Den Daten nach ist der Slowene - aktueller GSN-Index 62,71 (unterdurchschnittlicher Bundesligaspieler), möglicher GSN-Index: 64,99 (solider Bundesligaspieler) - ein robuster Zweikämpfer mit guten Passwerten, allerdings einer durchschnittlichen Übersicht in Drucksituationen.
Was ist der GSN-Index?
Vier-Säulen-Prinzip:
- 1. "fußballerische Eigenschaften": Technik, Spielübersicht oder der erste Kontakt: Einschätzungen über 130 fußballspezifische Eigenschaften von mehr als 300 Scouts weltweit.
- 2. "fußballerisches Potenzial": Wo werden Spieler besser, wo stagnieren sie oder entwickeln sich zurück? Ein Algorithmus analysiert Daten aus der ersten Säule und vergleicht Spielertypen.
- 3. "Performance auf dem Spielfeld": Tore, Pässe, Fouls, Schüsse oder auch Abseitspositionen: die Spiel-Basisdaten und weiterführende Analysen wie "Expected goals" oder "Action scores" werden durch einen Algorithmus in einen übergeordneten Kontext gesetzt - zum Beispiel positionsbezogen.
- 4. "Spielniveau": Jede Mannschaft oder Liga hat einen Zahlenwert, der ihre Stärke bemisst.

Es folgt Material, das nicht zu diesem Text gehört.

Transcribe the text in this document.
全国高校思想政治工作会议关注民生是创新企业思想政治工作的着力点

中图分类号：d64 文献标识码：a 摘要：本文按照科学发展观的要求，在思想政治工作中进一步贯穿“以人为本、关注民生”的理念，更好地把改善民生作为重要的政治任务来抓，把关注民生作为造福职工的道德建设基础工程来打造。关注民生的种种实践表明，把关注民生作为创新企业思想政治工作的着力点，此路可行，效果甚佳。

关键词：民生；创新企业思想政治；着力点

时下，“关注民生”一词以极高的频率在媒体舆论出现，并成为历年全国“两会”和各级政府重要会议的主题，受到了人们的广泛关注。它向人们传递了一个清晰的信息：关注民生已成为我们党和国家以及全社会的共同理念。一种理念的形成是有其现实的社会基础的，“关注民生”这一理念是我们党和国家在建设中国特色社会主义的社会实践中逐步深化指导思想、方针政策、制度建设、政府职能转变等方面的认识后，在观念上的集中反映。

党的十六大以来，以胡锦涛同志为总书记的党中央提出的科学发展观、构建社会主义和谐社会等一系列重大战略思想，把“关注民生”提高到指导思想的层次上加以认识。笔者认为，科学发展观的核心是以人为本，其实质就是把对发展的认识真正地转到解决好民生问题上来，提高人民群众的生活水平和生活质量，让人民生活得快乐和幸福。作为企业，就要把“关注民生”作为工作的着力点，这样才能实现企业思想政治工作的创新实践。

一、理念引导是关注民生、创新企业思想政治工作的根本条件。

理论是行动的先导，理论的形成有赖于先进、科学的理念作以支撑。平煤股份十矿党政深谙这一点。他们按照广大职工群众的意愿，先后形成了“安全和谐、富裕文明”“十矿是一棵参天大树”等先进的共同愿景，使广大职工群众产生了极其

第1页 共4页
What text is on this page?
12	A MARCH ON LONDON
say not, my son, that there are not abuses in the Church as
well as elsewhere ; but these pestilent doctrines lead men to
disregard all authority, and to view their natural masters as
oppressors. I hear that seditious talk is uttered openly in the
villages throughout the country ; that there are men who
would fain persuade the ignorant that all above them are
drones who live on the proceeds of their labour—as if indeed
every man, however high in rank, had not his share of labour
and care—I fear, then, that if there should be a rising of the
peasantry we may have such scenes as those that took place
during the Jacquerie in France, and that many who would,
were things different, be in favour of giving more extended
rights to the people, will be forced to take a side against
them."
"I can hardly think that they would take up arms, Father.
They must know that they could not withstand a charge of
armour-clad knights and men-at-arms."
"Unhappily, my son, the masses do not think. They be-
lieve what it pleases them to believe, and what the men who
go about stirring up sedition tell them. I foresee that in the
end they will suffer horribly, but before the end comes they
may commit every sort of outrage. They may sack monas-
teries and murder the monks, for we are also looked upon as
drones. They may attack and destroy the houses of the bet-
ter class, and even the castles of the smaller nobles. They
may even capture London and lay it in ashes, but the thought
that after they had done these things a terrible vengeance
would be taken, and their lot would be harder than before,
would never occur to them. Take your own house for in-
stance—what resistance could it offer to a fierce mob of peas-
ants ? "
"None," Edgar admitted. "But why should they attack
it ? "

Oberliga oder Champions League: Umso höher das Spielniveau des Gegners, desto positiver wirkt es sich auf den GSN-Index aus.
Bewertungs-Skala:
- 85 - 100: Weltklasse
- 70 - 85: internationale Klasse
- 60 - 70: Durchschnitt Bundesliga bzw. der Top 5 Ligen
- 50 - 60: Durchschnitt 2. Bundesliga
- 40 - 50: Durchschnitt 3. Liga
- 30 - 40: Durchschnitt Regionalliga
Zwei GSN-Index-Werte:
- aktueller GSN-Index: zeigt die aktuelle, allumfassende Qualität eines Spielers basierend auf den Daten der vier Säulen und Algorithmus-Berechnungen.
- möglicher GSN-Index: Künstliche Intelligenz ermittelt anhand der Daten das bestmögliche, zukünftige Leistungsniveau eines Spielers.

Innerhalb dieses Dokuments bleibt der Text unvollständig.